Besides the bogus median values, the guidelines actually seem reasonable if they can be enforced. I think the plan will have minimal effect in slowing the drop in values, but it may help a few responsible homeowners who have equity (avoided the serial refinancing), and first time buyers (if they're brave enough to buy in this market).

golfer_X said...


definitely something fishy there. I know those houses, they are small and sit on small lots. There are several in that tract listed for under $300k. I think those down near $200k at the bottom. To think that a bank would give a loan for $710k for one of those, it's crazy.

FairEconomist said...

Fannie Mae didn't want to get stuck with all those toxic refi's. Appraisal fraud is still an issue. With a new purchase they have a defense in that the buyer won't want to pay an excessive prices but if it's already been paid it should be possible to find an appraiser will to support a price above current market (especially given the steepness of the decline and the paucity of fresh comps).

BrianH said...

That is the link I copied from above and got nothing. Am I missing something?

Anonymous said...

Where you link ends with /ext, replace it with this.


Anonymous said...

i am interested in talking about corona-riverside real estate. i am interested in buying properties.

anyone interested in chatting can
contact me at

SpicyMcHaggis said...

The new limits dont mean bollocks. Here's some first hand experience in trying to get a loan. Me and my sweet bride were trying to buy a home and went through the process of trying to find financing. This started in late Nov. We made a lowball on an REO in Murrieta and it was accepted in late Dec. (asking $589 we offered $460). This meant we needed to get a jumbo. We had 10% to put down and our credit rating is 760 and we make just over $120k, (fully documented income). Think we could find a loan? They wanted 20% down or they wanted to see 12 months of reserves in the bank. The interest rates we were quoted were out of sight. Oh yea you can buy the rates down if you have a big fat check. I found the entire process just wore me down.
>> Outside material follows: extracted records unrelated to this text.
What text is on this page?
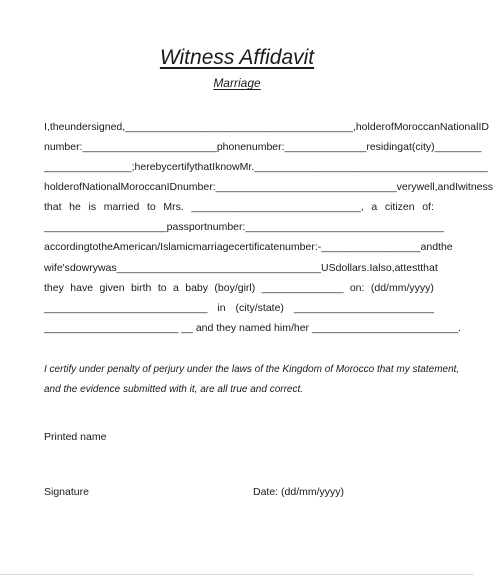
Witness Affidavit
Marriage
I, the undersigned, _______________________________________, holder of Moroccan National ID
number: _______________________ phone number: ______________ residing at (city) ________
_______________; hereby certify that I know Mr. ________________________________________
holder of National Moroccan ID number: _______________________________ very well, and I witness
that he is married to Mrs. _____________________________, a citizen of:
_____________________ passport number: __________________________________
according to the American/Islamic marriage certificate number:- _________________ and the
wife's dowry was___________________________________ US dollars. I also, attest that
they have given birth to a baby (boy/girl) ______________ on: (dd/mm/yyyy)
____________________________ in (city/state) ________________________
_______________________ __ and they named him/her _________________________.
I certify under penalty of perjury under the laws of the Kingdom of Morocco that my statement,
and the evidence submitted with it, are all true and correct.
Printed name
Signature	Date: (dd/mm/yyyy)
Banks just don't want to lend the money any more. They are spooked. I thought we would have no problem. Then the appraisal came in at $435 and that sealed the lid on the coffin. No house for Spicy. I will wait till the end of the year, save a bit more and try again. It wouldnt suprise me to see the same house we tried to buy still for sale.

golfer_X said...

Great name dude!

I was out Sunday at a few open houses and talk to one realtor about a similar situation. He said he was working a deal where his buyer was having a really hard time getting a loan. He said the reason was that the lenders were all asking for at least 30% down because there were no recent comps in the area. No recent comps meant they had no idea what the value of the home was. He seemed a little shocked I was laughing my ass off inside. (He was actually a fairly nice guy so I was not too hard on him, even though his house was hella overpriced).